The members of the double-sized crew will have their work cut out for them, with a full schedule of research and space station maintenance planned. The international nature of the crew should also provide some fun chances for cross-cultural learning.

"We look at each other as much more as colleagues than ambassadors, but, at the same time, we're well aware that we represent nations and agencies and we want to serve the best interests of all of those as well," Barratt said in an interview. "We enjoy one another's food and company, and we just have a great time together."

The astronauts are prepared for some wrangling to take place as they try to adjust to a more crowded space station than they've been used to.

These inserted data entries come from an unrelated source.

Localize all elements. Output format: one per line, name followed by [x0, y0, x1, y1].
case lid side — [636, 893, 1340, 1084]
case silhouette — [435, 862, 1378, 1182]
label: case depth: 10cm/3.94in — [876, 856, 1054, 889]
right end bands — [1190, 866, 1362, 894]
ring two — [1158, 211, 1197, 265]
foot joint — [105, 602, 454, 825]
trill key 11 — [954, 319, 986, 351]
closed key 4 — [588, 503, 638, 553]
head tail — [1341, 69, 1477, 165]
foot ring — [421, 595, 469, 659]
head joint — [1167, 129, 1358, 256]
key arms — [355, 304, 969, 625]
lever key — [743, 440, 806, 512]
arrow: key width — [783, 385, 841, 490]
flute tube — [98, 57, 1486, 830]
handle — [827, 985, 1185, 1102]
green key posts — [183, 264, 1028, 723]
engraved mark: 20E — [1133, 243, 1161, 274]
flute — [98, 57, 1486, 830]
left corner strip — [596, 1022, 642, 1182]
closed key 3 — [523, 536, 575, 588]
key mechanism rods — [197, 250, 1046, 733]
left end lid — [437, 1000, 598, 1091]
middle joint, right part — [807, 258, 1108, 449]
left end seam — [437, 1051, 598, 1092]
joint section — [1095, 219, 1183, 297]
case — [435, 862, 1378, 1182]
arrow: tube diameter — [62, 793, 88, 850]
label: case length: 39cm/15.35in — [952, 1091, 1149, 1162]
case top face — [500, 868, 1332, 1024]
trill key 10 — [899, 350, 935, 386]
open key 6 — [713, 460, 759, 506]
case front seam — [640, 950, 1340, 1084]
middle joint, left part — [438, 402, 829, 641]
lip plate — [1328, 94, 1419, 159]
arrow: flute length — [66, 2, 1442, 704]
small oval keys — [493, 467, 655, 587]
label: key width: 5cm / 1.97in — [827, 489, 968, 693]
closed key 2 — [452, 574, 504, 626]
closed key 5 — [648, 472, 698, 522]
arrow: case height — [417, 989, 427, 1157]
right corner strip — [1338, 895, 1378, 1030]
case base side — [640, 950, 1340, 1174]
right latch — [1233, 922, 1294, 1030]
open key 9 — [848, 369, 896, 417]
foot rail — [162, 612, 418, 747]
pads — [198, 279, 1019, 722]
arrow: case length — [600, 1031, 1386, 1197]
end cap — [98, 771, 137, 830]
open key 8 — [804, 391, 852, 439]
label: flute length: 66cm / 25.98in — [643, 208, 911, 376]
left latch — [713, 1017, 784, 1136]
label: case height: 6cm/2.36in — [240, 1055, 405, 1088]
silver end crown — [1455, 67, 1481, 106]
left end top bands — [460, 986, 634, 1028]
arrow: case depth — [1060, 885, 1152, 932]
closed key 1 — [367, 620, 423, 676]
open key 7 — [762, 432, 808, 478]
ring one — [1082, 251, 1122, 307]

"The ground is doing a great job, and they try to take into account on all details, and they try to envisage all problems," Padalka said. "But, at the same time, we are ready to put up with some tiny problems and ready to work with the ground as one team to resolve them."

More science
With the start of large crews, the space station is entering a new phase where spacefliers hope to move beyond the basics of building the station, which has been the focus of most missions so far.

A major goal of the Expedition 20 mission is to "help transition the space station program from a phase that has been dominated by assembly, to one of utilization to help the station fulfill its new responsibility as a world-class facility for doing research and development," Thirsk said.

And if the space station starts to feel crowded when the first six-person crew arrives, wait until the space shuttle Endeavour visits during its June STS-127 flight.

"If you consider that the permanent crew will be six, a visiting shuttle will be seven, now we'll have up to 13 on the space station," Barratt said. "As far as I know, that's the most we've ever had on a single platform in space in history, so we'll look forward to seeing how all that works."